The peer-reviewed paper, written by six authors including Tasmanian veterinary pathologis­t David Obendorf, found the reporting and subjective assessment of these uncorrobor­ated sightings may have contribute­d to the “flawed assessment” of the presence of an invasive species.

The report says anecdotal reports were heavily relied upon in the first years of the taskforce to justify an eradicatio­n program, which used 1080 baiting.

That baiting program was later expanded to the entire island.

“Our results suggest that anecdotal sightings are highly susceptibl­e to cognitive biases and when used to qualify a species presence can contribute to flawed risk assessment­s,” says the “Accounting for Trends in Anecdotal Fox Sightings” article.

“Data of known quality and precision is required to reliably confirm a unique invasive species incursion.”

In 2001, it was widely reported that red foxes had been deliberate­ly released in Tasmania. That claim was later shown to be baseless.

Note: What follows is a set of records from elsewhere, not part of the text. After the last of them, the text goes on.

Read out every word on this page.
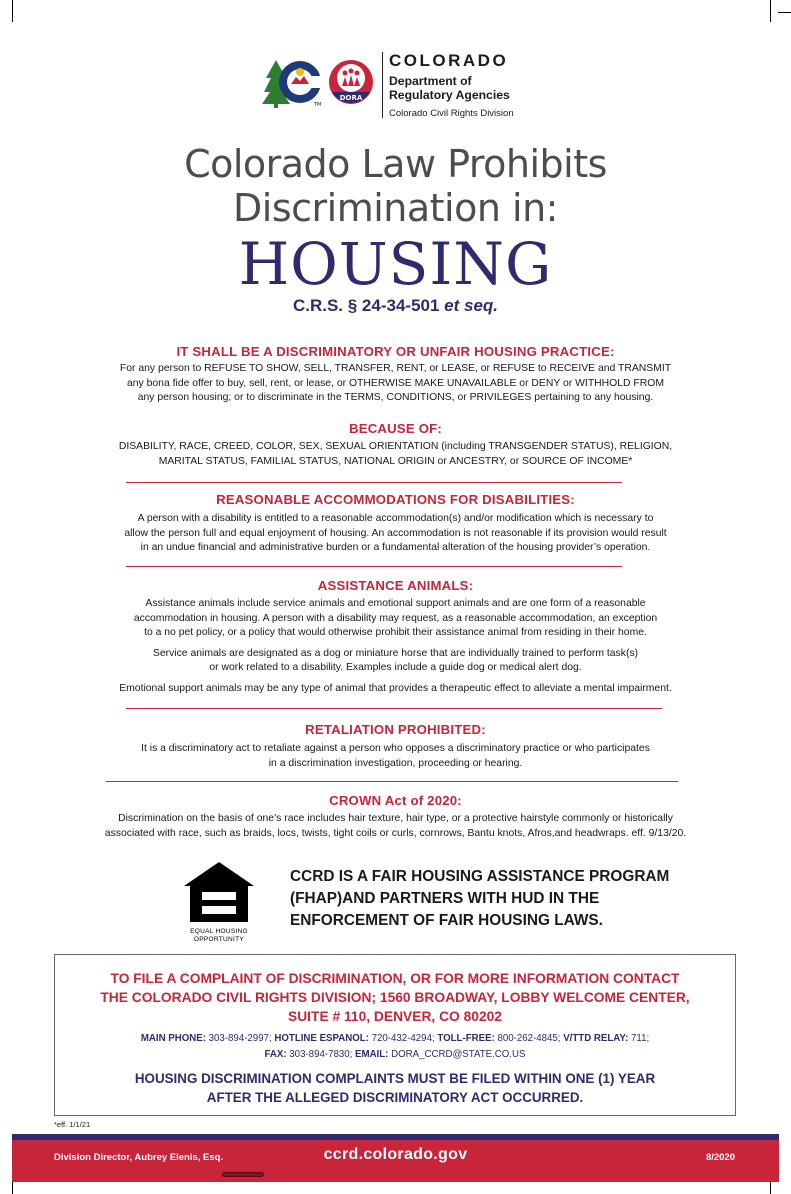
TM
DORA
COLORADO
Department of
Regulatory Agencies
Colorado Civil Rights Division
Colorado Law Prohibits
Discrimination in:
HOUSING
C.R.S. § 24-34-501 et seq.
IT SHALL BE A DISCRIMINATORY OR UNFAIR HOUSING PRACTICE:
For any person to REFUSE TO SHOW, SELL, TRANSFER, RENT, or LEASE, or REFUSE to RECEIVE and TRANSMIT
any bona fide offer to buy, sell, rent, or lease, or OTHERWISE MAKE UNAVAILABLE or DENY or WITHHOLD FROM
any person housing; or to discriminate in the TERMS, CONDITIONS, or PRIVILEGES pertaining to any housing.
BECAUSE OF:
DISABILITY, RACE, CREED, COLOR, SEX, SEXUAL ORIENTATION (including TRANSGENDER STATUS), RELIGION,
MARITAL STATUS, FAMILIAL STATUS, NATIONAL ORIGIN or ANCESTRY, or SOURCE OF INCOME*
REASONABLE ACCOMMODATIONS FOR DISABILITIES:
A person with a disability is entitled to a reasonable accommodation(s) and/or modification which is necessary to
allow the person full and equal enjoyment of housing. An accommodation is not reasonable if its provision would result
in an undue financial and administrative burden or a fundamental alteration of the housing provider’s operation.
ASSISTANCE ANIMALS:

Assistance animals include service animals and emotional support animals and are one form of a reasonable
accommodation in housing. A person with a disability may request, as a reasonable accommodation, an exception
to a no pet policy, or a policy that would otherwise prohibit their assistance animal from residing in their home.

Service animals are designated as a dog or miniature horse that are individually trained to perform task(s)
or work related to a disability. Examples include a guide dog or medical alert dog.

Emotional support animals may be any type of animal that provides a therapeutic effect to alleviate a mental impairment.

RETALIATION PROHIBITED:
It is a discriminatory act to retaliate against a person who opposes a discriminatory practice or who participates
in a discrimination investigation, proceeding or hearing.
CROWN Act of 2020:
Discrimination on the basis of one’s race includes hair texture, hair type, or a protective hairstyle commonly or historically
associated with race, such as braids, locs, twists, tight coils or curls, cornrows, Bantu knots, Afros,and headwraps. eff. 9/13/20.
EQUAL HOUSING
OPPORTUNITY
CCRD IS A FAIR HOUSING ASSISTANCE PROGRAM
(FHAP)AND PARTNERS WITH HUD IN THE
ENFORCEMENT OF FAIR HOUSING LAWS.
TO FILE A COMPLAINT OF DISCRIMINATION, OR FOR MORE INFORMATION CONTACT
THE COLORADO CIVIL RIGHTS DIVISION; 1560 BROADWAY, LOBBY WELCOME CENTER,
SUITE # 110, DENVER, CO 80202
MAIN PHONE: 303-894-2997; HOTLINE ESPANOL: 720-432-4294; TOLL-FREE: 800-262-4845; V/TTD RELAY: 711;
FAX: 303-894-7830; EMAIL: DORA_CCRD@STATE.CO.US
HOUSING DISCRIMINATION COMPLAINTS MUST BE FILED WITHIN ONE (1) YEAR
AFTER THE ALLEGED DISCRIMINATORY ACT OCCURRED.
*eff. 1/1/21
Division Director, Aubrey Elenis, Esq.	ccrd.colorado.gov	8/2020
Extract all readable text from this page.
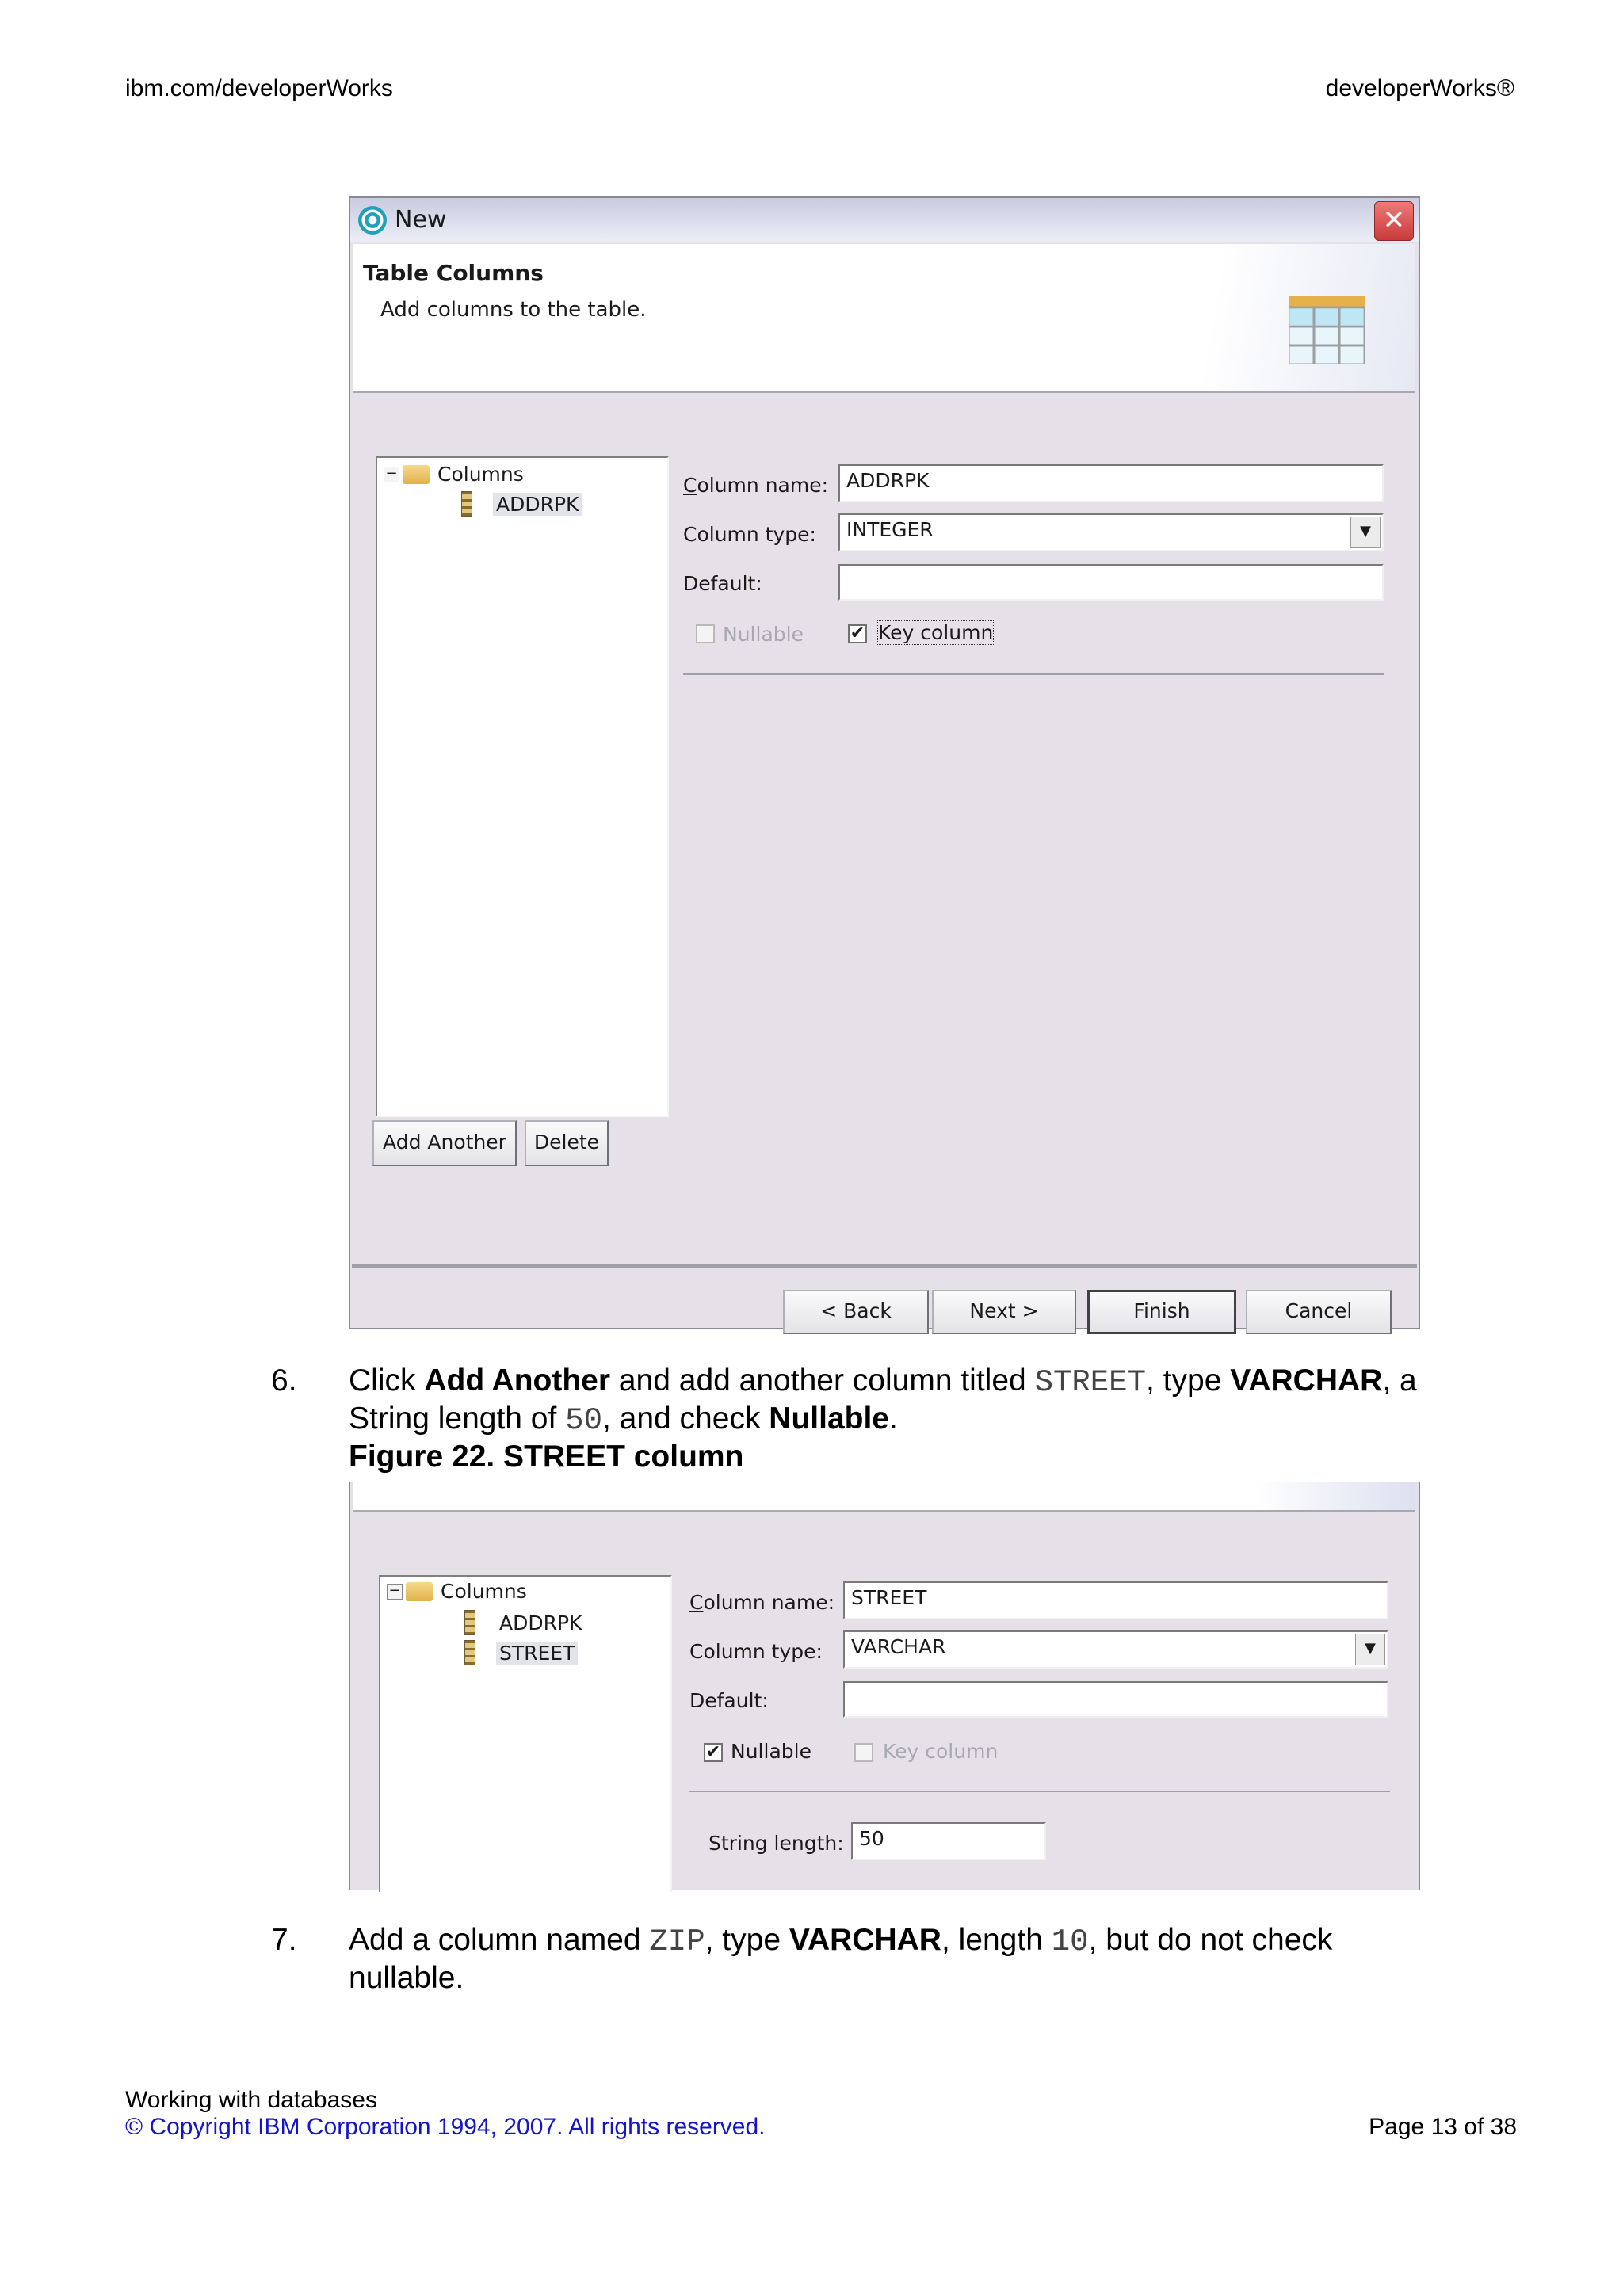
ibm.com/developerWorks	developerWorks®
New	✕
Table Columns
Add columns to the table.
− Columns
ADDRPK
Column name: ADDRPK
Column type:	INTEGER	▼
Default:
Nullable	✔ Key column
Add Another	Delete
< Back	Next >	Finish	Cancel
6. Click Add Another and add another column titled STREET, type VARCHAR, a String length of 50, and check Nullable.
Figure 22. STREET column
− Columns
ADDRPK
STREET
Column name: STREET
Column type:	VARCHAR	▼
Default:
✔ Nullable	Key column
String length: 50
7. Add a column named ZIP, type VARCHAR, length 10, but do not check nullable.
Working with databases
© Copyright IBM Corporation 1994, 2007. All rights reserved.	Page 13 of 38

“Regardless, by 2013, a total of 3153 anecdotal fox sightings had been reported by members of the public and this implied the wide distributi­on of foxes,” the report says.

The number of sightings ranked as reliable by the fox program in any year decreased as the total number of sightings increased, and showed an “observer-expectancy bias”.

There were 215 fox sightings in Tasmania between July 2013 and March 22 last year — two years after the taskforce was scrapped and when media reports about taskforce activities had all but ground to a halt.

“Between 2011-2013, a monthly media index for foxrelated stories was significan­tly linked to 15 equivocal claims of physical evidence used to support the existence of a fox population,” the report says.

Co-author Clive Marks, of Nocturnal Wildlife Research, found there had been little critical assessment of anecdotal informatio­n as part of an “evidence-based approach for confirming invasive species incursions and directing eradicatio­n efforts”.

The fox taskforce, which spent about $50 million in state and federal funding, was disbanded in 2014. A fox watch and act team is now part of Biosecurit­y Tasmania.

Tasmanian MLC and fox sceptic Ivan Dean has taken his concerns about the eradicatio­n program to the Integrity Commission.